DIESE MELDUNG: “Schlecker Frauen an die Front”

Mit fiel dazu nur ein: WTF?!

Die zweite Gruppe, zu der ich nicht gehören möchte, ist numerisch sogar noch größer, sie hört auf den Namen “Zootier”! Das zählt dann aber nur bis Anfang Juli. Seit dem “Orakel-Krakel” Paul, der bei der WM letzten Endes alle deutschen Ergebnisse inklusive des Ausscheidens gegen die Überspanier vorher sah, sind die Tierparks dieser Welt auf den Geschmack gekommen. In Ganz Europa wird mittlerweile jedes noch so absurde Vieh vor die Kameras gezerrt, damit es den Ausgang bestimmter Spiele vorher sagt. Ich habe in den letzten Tagen Elefanten gesehen, die auf Tore schießen mußten auf welche Nationalfahnen gepinselt waren (die aber statt dessen nur auf dem Ball rumhauten Zwinkerndes Smiley ); ich habe Affen gesehen, die sich Bananen aus beschrifteten Näpfen stibitzen mussten; ich wurde Zeuge davon, wie eine Ziege in irgend eine Richtung rennen sollte; ich sah, wie Möwen im ZDF Futternäpfe anflogen und natürlich, wie ein ziemlich bescheuert drein blickender, gelber Molch in der ARD sogar synchronisiert wird um seine Tipps abzugeben.
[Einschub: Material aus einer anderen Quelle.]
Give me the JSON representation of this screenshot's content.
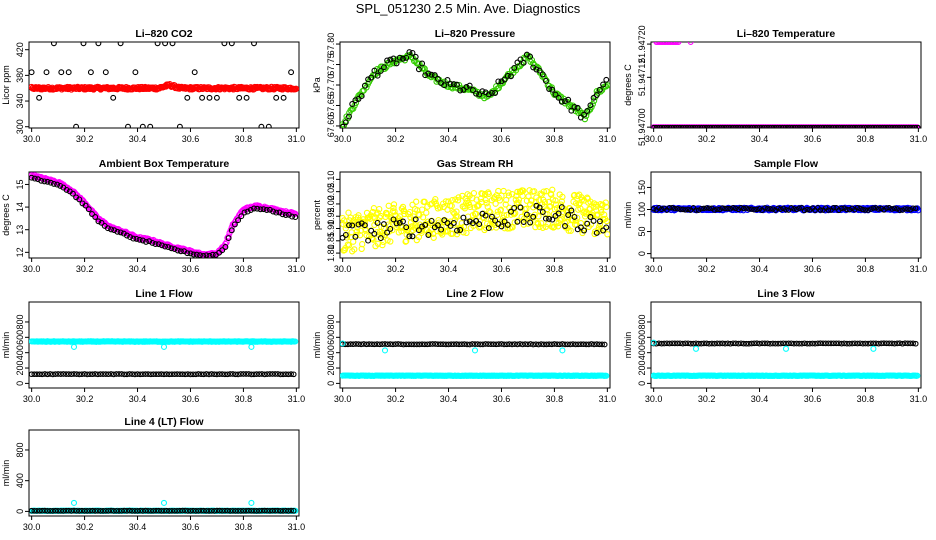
{
  "figure_title": "SPL_051230  2.5 Min. Ave. Diagnostics",
  "chart_data": [
    {
      "id": "co2",
      "type": "scatter",
      "title": "Li–820 CO2",
      "ylabel": "Licor ppm",
      "xlim": [
        29.99,
        31.01
      ],
      "ylim": [
        298,
        432
      ],
      "xticks": [
        "30.0",
        "30.2",
        "30.4",
        "30.6",
        "30.8",
        "31.0"
      ],
      "yticks": [
        {
          "v": 300,
          "l": "300"
        },
        {
          "v": 340,
          "l": "340"
        },
        {
          "v": 380,
          "l": "380"
        },
        {
          "v": 420,
          "l": "420"
        }
      ],
      "series": [
        {
          "name": "raw",
          "color": "#000000",
          "pattern": "levels",
          "levels": [
            300,
            345,
            385,
            430
          ],
          "spacing": 0.028,
          "r": 2.4
        },
        {
          "name": "average",
          "color": "#ff0000",
          "pattern": "flat",
          "base": 360,
          "noise": 2,
          "bump": {
            "x": 30.52,
            "h": 5
          },
          "step": 0.003,
          "r": 2.6
        }
      ]
    },
    {
      "id": "pressure",
      "type": "scatter",
      "title": "Li–820 Pressure",
      "ylabel": "kPa",
      "xlim": [
        29.99,
        31.01
      ],
      "ylim": [
        67.595,
        67.805
      ],
      "xticks": [
        "30.0",
        "30.2",
        "30.4",
        "30.6",
        "30.8",
        "31.0"
      ],
      "yticks": [
        {
          "v": 67.6,
          "l": "67.60"
        },
        {
          "v": 67.65,
          "l": "67.65"
        },
        {
          "v": 67.7,
          "l": "67.70"
        },
        {
          "v": 67.75,
          "l": "67.75"
        },
        {
          "v": 67.8,
          "l": "67.80"
        }
      ],
      "series": [
        {
          "name": "average",
          "color": "#33cc00",
          "pattern": "curve",
          "curve": [
            [
              30.0,
              67.6
            ],
            [
              30.05,
              67.66
            ],
            [
              30.12,
              67.73
            ],
            [
              30.2,
              67.76
            ],
            [
              30.26,
              67.77
            ],
            [
              30.33,
              67.72
            ],
            [
              30.4,
              67.7
            ],
            [
              30.47,
              67.69
            ],
            [
              30.55,
              67.67
            ],
            [
              30.62,
              67.72
            ],
            [
              30.7,
              67.77
            ],
            [
              30.76,
              67.72
            ],
            [
              30.8,
              67.68
            ],
            [
              30.86,
              67.65
            ],
            [
              30.92,
              67.62
            ],
            [
              30.96,
              67.68
            ],
            [
              31.0,
              67.7
            ]
          ],
          "noise": 0.006,
          "step": 0.005,
          "r": 2.6
        },
        {
          "name": "raw",
          "color": "#000000",
          "pattern": "curve",
          "curve": [
            [
              30.0,
              67.6
            ],
            [
              30.05,
              67.66
            ],
            [
              30.12,
              67.73
            ],
            [
              30.2,
              67.76
            ],
            [
              30.26,
              67.77
            ],
            [
              30.33,
              67.72
            ],
            [
              30.4,
              67.7
            ],
            [
              30.47,
              67.69
            ],
            [
              30.55,
              67.67
            ],
            [
              30.62,
              67.72
            ],
            [
              30.7,
              67.77
            ],
            [
              30.76,
              67.72
            ],
            [
              30.8,
              67.68
            ],
            [
              30.86,
              67.65
            ],
            [
              30.92,
              67.62
            ],
            [
              30.96,
              67.68
            ],
            [
              31.0,
              67.72
            ]
          ],
          "noise": 0.012,
          "step": 0.012,
          "r": 2.4
        }
      ]
    },
    {
      "id": "temperature",
      "type": "scatter",
      "title": "Li–820 Temperature",
      "ylabel": "degrees C",
      "xlim": [
        29.99,
        31.01
      ],
      "ylim": [
        51.946998,
        51.947205
      ],
      "xticks": [
        "30.0",
        "30.2",
        "30.4",
        "30.6",
        "30.8",
        "31.0"
      ],
      "yticks": [
        {
          "v": 51.947,
          "l": "51.94700"
        },
        {
          "v": 51.94712,
          "l": "51.94712"
        },
        {
          "v": 51.9472,
          "l": "51.94720"
        }
      ],
      "series": [
        {
          "name": "average",
          "color": "#ff00ff",
          "pattern": "flat",
          "base": 51.947,
          "noise": 0,
          "step": 0.004,
          "r": 2.4
        },
        {
          "name": "raw",
          "color": "#000000",
          "pattern": "flat",
          "base": 51.947,
          "noise": 0,
          "step": 0.009,
          "r": 1.8
        },
        {
          "name": "outliers",
          "color": "#ff00ff",
          "pattern": "range",
          "x0": 30.01,
          "x1": 30.1,
          "base": 51.947205,
          "step": 0.006,
          "r": 2.4
        },
        {
          "name": "outlier-2",
          "color": "#ff00ff",
          "pattern": "range",
          "x0": 30.14,
          "x1": 30.15,
          "base": 51.947205,
          "step": 0.01,
          "r": 2.4
        }
      ]
    },
    {
      "id": "box-temp",
      "type": "scatter",
      "title": "Ambient Box Temperature",
      "ylabel": "degrees C",
      "xlim": [
        29.99,
        31.01
      ],
      "ylim": [
        11.75,
        15.55
      ],
      "xticks": [
        "30.0",
        "30.2",
        "30.4",
        "30.6",
        "30.8",
        "31.0"
      ],
      "yticks": [
        {
          "v": 12,
          "l": "12"
        },
        {
          "v": 13,
          "l": "13"
        },
        {
          "v": 14,
          "l": "14"
        },
        {
          "v": 15,
          "l": "15"
        }
      ],
      "series": [
        {
          "name": "average",
          "color": "#ff00ff",
          "pattern": "curve",
          "curve": [
            [
              30.0,
              15.4
            ],
            [
              30.05,
              15.25
            ],
            [
              30.1,
              15.1
            ],
            [
              30.15,
              14.75
            ],
            [
              30.2,
              14.2
            ],
            [
              30.25,
              13.5
            ],
            [
              30.3,
              13.1
            ],
            [
              30.35,
              12.9
            ],
            [
              30.4,
              12.65
            ],
            [
              30.45,
              12.55
            ],
            [
              30.5,
              12.35
            ],
            [
              30.55,
              12.2
            ],
            [
              30.6,
              12.05
            ],
            [
              30.65,
              11.9
            ],
            [
              30.7,
              11.95
            ],
            [
              30.73,
              12.3
            ],
            [
              30.76,
              13.2
            ],
            [
              30.8,
              13.9
            ],
            [
              30.85,
              14.05
            ],
            [
              30.9,
              13.95
            ],
            [
              30.95,
              13.8
            ],
            [
              31.0,
              13.7
            ]
          ],
          "noise": 0.04,
          "step": 0.004,
          "r": 2.6
        },
        {
          "name": "raw",
          "color": "#000000",
          "pattern": "curve",
          "curve": [
            [
              30.0,
              15.3
            ],
            [
              30.05,
              15.15
            ],
            [
              30.1,
              15.0
            ],
            [
              30.15,
              14.65
            ],
            [
              30.2,
              14.1
            ],
            [
              30.25,
              13.4
            ],
            [
              30.3,
              13.0
            ],
            [
              30.35,
              12.8
            ],
            [
              30.4,
              12.55
            ],
            [
              30.45,
              12.45
            ],
            [
              30.5,
              12.25
            ],
            [
              30.55,
              12.1
            ],
            [
              30.6,
              11.95
            ],
            [
              30.65,
              11.85
            ],
            [
              30.7,
              11.9
            ],
            [
              30.73,
              12.2
            ],
            [
              30.76,
              13.1
            ],
            [
              30.8,
              13.75
            ],
            [
              30.85,
              13.95
            ],
            [
              30.9,
              13.85
            ],
            [
              30.95,
              13.7
            ],
            [
              31.0,
              13.55
            ]
          ],
          "noise": 0.03,
          "step": 0.012,
          "r": 2.4
        }
      ]
    },
    {
      "id": "rh",
      "type": "scatter",
      "title": "Gas Stream RH",
      "ylabel": "percent",
      "xlim": [
        29.99,
        31.01
      ],
      "ylim": [
        1.78,
        2.13
      ],
      "xticks": [
        "30.0",
        "30.2",
        "30.4",
        "30.6",
        "30.8",
        "31.0"
      ],
      "yticks": [
        {
          "v": 1.8,
          "l": "1.80"
        },
        {
          "v": 1.85,
          "l": "1.85"
        },
        {
          "v": 1.9,
          "l": "1.90"
        },
        {
          "v": 1.95,
          "l": "1.95"
        },
        {
          "v": 2.0,
          "l": "2.00"
        },
        {
          "v": 2.05,
          "l": "2.05"
        },
        {
          "v": 2.1,
          "l": "2.10"
        }
      ],
      "series": [
        {
          "name": "average",
          "color": "#ffff00",
          "pattern": "curve",
          "curve": [
            [
              30.0,
              1.88
            ],
            [
              30.2,
              1.92
            ],
            [
              30.4,
              1.95
            ],
            [
              30.6,
              1.98
            ],
            [
              30.8,
              1.98
            ],
            [
              31.0,
              1.94
            ]
          ],
          "noise": 0.08,
          "step": 0.002,
          "r": 2.6
        },
        {
          "name": "raw",
          "color": "#000000",
          "pattern": "curve",
          "curve": [
            [
              30.0,
              1.88
            ],
            [
              30.2,
              1.9
            ],
            [
              30.4,
              1.92
            ],
            [
              30.6,
              1.94
            ],
            [
              30.8,
              1.96
            ],
            [
              31.0,
              1.9
            ]
          ],
          "noise": 0.04,
          "step": 0.012,
          "r": 2.4
        }
      ]
    },
    {
      "id": "sample-flow",
      "type": "scatter",
      "title": "Sample Flow",
      "ylabel": "ml/min",
      "xlim": [
        29.99,
        31.01
      ],
      "ylim": [
        -10,
        185
      ],
      "xticks": [
        "30.0",
        "30.2",
        "30.4",
        "30.6",
        "30.8",
        "31.0"
      ],
      "yticks": [
        {
          "v": 0,
          "l": "0"
        },
        {
          "v": 50,
          "l": "50"
        },
        {
          "v": 100,
          "l": "100"
        },
        {
          "v": 150,
          "l": "150"
        }
      ],
      "series": [
        {
          "name": "average",
          "color": "#0000ff",
          "pattern": "flat",
          "base": 101,
          "noise": 3,
          "step": 0.003,
          "r": 2.5
        },
        {
          "name": "raw",
          "color": "#000000",
          "pattern": "flat",
          "base": 101,
          "noise": 3,
          "step": 0.01,
          "r": 2.2
        }
      ]
    },
    {
      "id": "line1",
      "type": "scatter",
      "title": "Line 1 Flow",
      "ylabel": "ml/min",
      "xlim": [
        29.99,
        31.01
      ],
      "ylim": [
        -60,
        1060
      ],
      "xticks": [
        "30.0",
        "30.2",
        "30.4",
        "30.6",
        "30.8",
        "31.0"
      ],
      "yticks": [
        {
          "v": 0,
          "l": "0"
        },
        {
          "v": 200,
          "l": "200"
        },
        {
          "v": 400,
          "l": "400"
        },
        {
          "v": 600,
          "l": "600"
        },
        {
          "v": 800,
          "l": "800"
        }
      ],
      "series": [
        {
          "name": "average",
          "color": "#00ffff",
          "pattern": "flat",
          "base": 545,
          "noise": 4,
          "step": 0.004,
          "r": 2.5
        },
        {
          "name": "raw",
          "color": "#000000",
          "pattern": "flat",
          "base": 120,
          "noise": 3,
          "step": 0.01,
          "r": 2.3
        },
        {
          "name": "dips",
          "color": "#00ffff",
          "pattern": "points",
          "points": [
            [
              30.16,
              475
            ],
            [
              30.5,
              475
            ],
            [
              30.83,
              475
            ]
          ],
          "r": 2.5
        }
      ]
    },
    {
      "id": "line2",
      "type": "scatter",
      "title": "Line 2 Flow",
      "ylabel": "ml/min",
      "xlim": [
        29.99,
        31.01
      ],
      "ylim": [
        -60,
        1060
      ],
      "xticks": [
        "30.0",
        "30.2",
        "30.4",
        "30.6",
        "30.8",
        "31.0"
      ],
      "yticks": [
        {
          "v": 0,
          "l": "0"
        },
        {
          "v": 200,
          "l": "200"
        },
        {
          "v": 400,
          "l": "400"
        },
        {
          "v": 600,
          "l": "600"
        },
        {
          "v": 800,
          "l": "800"
        }
      ],
      "series": [
        {
          "name": "average",
          "color": "#00ffff",
          "pattern": "flat",
          "base": 100,
          "noise": 3,
          "step": 0.004,
          "r": 2.5
        },
        {
          "name": "raw",
          "color": "#000000",
          "pattern": "flat",
          "base": 510,
          "noise": 3,
          "step": 0.01,
          "r": 2.3
        },
        {
          "name": "dips",
          "color": "#00ffff",
          "pattern": "points",
          "points": [
            [
              30.0,
              520
            ],
            [
              30.16,
              430
            ],
            [
              30.5,
              430
            ],
            [
              30.83,
              430
            ]
          ],
          "r": 2.5
        }
      ]
    },
    {
      "id": "line3",
      "type": "scatter",
      "title": "Line 3 Flow",
      "ylabel": "ml/min",
      "xlim": [
        29.99,
        31.01
      ],
      "ylim": [
        -60,
        1060
      ],
      "xticks": [
        "30.0",
        "30.2",
        "30.4",
        "30.6",
        "30.8",
        "31.0"
      ],
      "yticks": [
        {
          "v": 0,
          "l": "0"
        },
        {
          "v": 200,
          "l": "200"
        },
        {
          "v": 400,
          "l": "400"
        },
        {
          "v": 600,
          "l": "600"
        },
        {
          "v": 800,
          "l": "800"
        }
      ],
      "series": [
        {
          "name": "average",
          "color": "#00ffff",
          "pattern": "flat",
          "base": 100,
          "noise": 3,
          "step": 0.004,
          "r": 2.5
        },
        {
          "name": "raw",
          "color": "#000000",
          "pattern": "flat",
          "base": 520,
          "noise": 3,
          "step": 0.01,
          "r": 2.3
        },
        {
          "name": "dips",
          "color": "#00ffff",
          "pattern": "points",
          "points": [
            [
              30.0,
              530
            ],
            [
              30.16,
              450
            ],
            [
              30.5,
              450
            ],
            [
              30.83,
              450
            ]
          ],
          "r": 2.5
        }
      ]
    },
    {
      "id": "line4",
      "type": "scatter",
      "title": "Line 4 (LT) Flow",
      "ylabel": "ml/min",
      "xlim": [
        29.99,
        31.01
      ],
      "ylim": [
        -60,
        1060
      ],
      "xticks": [
        "30.0",
        "30.2",
        "30.4",
        "30.6",
        "30.8",
        "31.0"
      ],
      "yticks": [
        {
          "v": 0,
          "l": "0"
        },
        {
          "v": 400,
          "l": "400"
        },
        {
          "v": 800,
          "l": "800"
        }
      ],
      "series": [
        {
          "name": "average",
          "color": "#00ffff",
          "pattern": "flat",
          "base": 8,
          "noise": 2,
          "step": 0.004,
          "r": 2.5
        },
        {
          "name": "raw",
          "color": "#000000",
          "pattern": "flat",
          "base": 8,
          "noise": 2,
          "step": 0.01,
          "r": 2.3
        },
        {
          "name": "spikes",
          "color": "#00ffff",
          "pattern": "points",
          "points": [
            [
              30.16,
              110
            ],
            [
              30.5,
              110
            ],
            [
              30.83,
              110
            ]
          ],
          "r": 2.5
        }
      ]
    }
  ]
}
Ich sage mal so: Über die Engländer mit ihrem Kuhfladen-Bingo brauchen wir uns ganz bestimmt nicht mehr lustig machen! Wer glaubt denn ernsthaft, daß irgend ein Vier-, Acht- oder was-auch-immer-Beiner genug Fachkompetenz besitzt um eine EURO vorher zu sagen?!? Richtig: Niemand, der noch bei klarem Verstand ist. Paul war vor zwei Jahren ja ganz witzig, originell, mal was anderes eben. Auch die ganzen sich aus und um ihn entspinnenden Aktionen wie die spanische Kochshow vor dem Halbfinale, wo ausschließlich Tintenfischgerichte gebrutzelt wurden… unterhaltsam war das. Aber wenn wir jetzt anfangen, alle “offiziellen EM – Orakel” zu braten… wer soll das denn alles essen, frage ich euch?! Hoffentlich hört das bald wieder auf, die Idee ist ausgelutscht und ich bin nicht interessiert daran, mit meinem Zoo-Eintritt solcherlei Massenidiotie mit zu finanzieren! Kein Vieh dieser Welt sollte sich für so einen Kokolores hergeben müssen… wo ist eigentlich PETA, wenn man sie wirklich mal braucht – diese Luschen?!

3 Kommentare:

  1. Ich sehe keine Anführungszeichen. But I agree.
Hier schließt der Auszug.